Simulations of the interstellar medium at high redshift: What does [CII] trace?

Dr. Karen Olsen, Arizona State University

We are in an exciting era were simulations on large, cosmological scales meet modeling of the interstellar medium (ISM) on sub-parsec scales. This gives us a way to predict and interpret observations of the ISM, and in particular the star-forming gas, in high-redshift galaxies, useful for ongoing and future ALMA/VLA projects.

In this talk, I will walk you though the current state of simulations targeting the the fine structure line of [CII] at 158 microns, which has now been observed in several z>6 galaxies. [CII] can arise throughout the interstellar medium (ISM), but the brightness of the [CII] line depends strongly on local environment within a galaxy, meaning that the ISM phase dominating the [CII] emission can depend on galaxy type.
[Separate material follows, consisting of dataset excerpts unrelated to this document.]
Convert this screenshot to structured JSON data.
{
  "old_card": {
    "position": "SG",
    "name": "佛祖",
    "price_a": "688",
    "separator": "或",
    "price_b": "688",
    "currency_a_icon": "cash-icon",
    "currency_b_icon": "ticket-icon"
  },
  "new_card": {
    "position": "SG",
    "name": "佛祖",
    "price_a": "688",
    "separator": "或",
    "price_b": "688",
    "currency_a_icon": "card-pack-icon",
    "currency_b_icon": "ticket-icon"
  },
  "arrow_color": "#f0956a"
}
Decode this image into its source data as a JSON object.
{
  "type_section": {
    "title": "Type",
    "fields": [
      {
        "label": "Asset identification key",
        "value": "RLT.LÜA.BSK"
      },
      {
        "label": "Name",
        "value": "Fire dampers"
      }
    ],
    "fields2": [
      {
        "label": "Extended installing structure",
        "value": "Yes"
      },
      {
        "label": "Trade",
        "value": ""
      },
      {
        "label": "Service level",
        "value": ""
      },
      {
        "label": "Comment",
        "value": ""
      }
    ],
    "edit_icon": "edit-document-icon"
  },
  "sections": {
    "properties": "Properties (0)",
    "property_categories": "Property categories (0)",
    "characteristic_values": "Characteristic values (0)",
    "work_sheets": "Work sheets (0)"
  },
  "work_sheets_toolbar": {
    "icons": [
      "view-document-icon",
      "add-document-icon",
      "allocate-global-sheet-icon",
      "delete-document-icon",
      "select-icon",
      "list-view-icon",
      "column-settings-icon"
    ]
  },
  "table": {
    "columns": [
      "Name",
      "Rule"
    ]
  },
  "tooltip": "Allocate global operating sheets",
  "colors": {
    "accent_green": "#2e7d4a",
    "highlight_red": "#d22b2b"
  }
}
This complicates the use of [CII] as a tracer of either SFR or ISM mass and calls for detailed modeling following the different ways in which [CII] can be excited.

I will present SÍGAME (Simulator of GAlaxy Millimeter/submillimeter emission) – a novel method for predicting the origin and strength of line emission from galaxies. Our method combines data from cosmological simulations with sub-grid physics that carefully calculates local radiation field strength, pressure, and ionizational/thermal balance. Preliminary results will be shown from recent modeling of [CII] emission from z~6 star-forming galaxies with SÍGAME. We find strong potential for using the total [CII] luminosity to derive the ISM and molecular gas mass of galaxies during the Epoch of Reionization (EoR).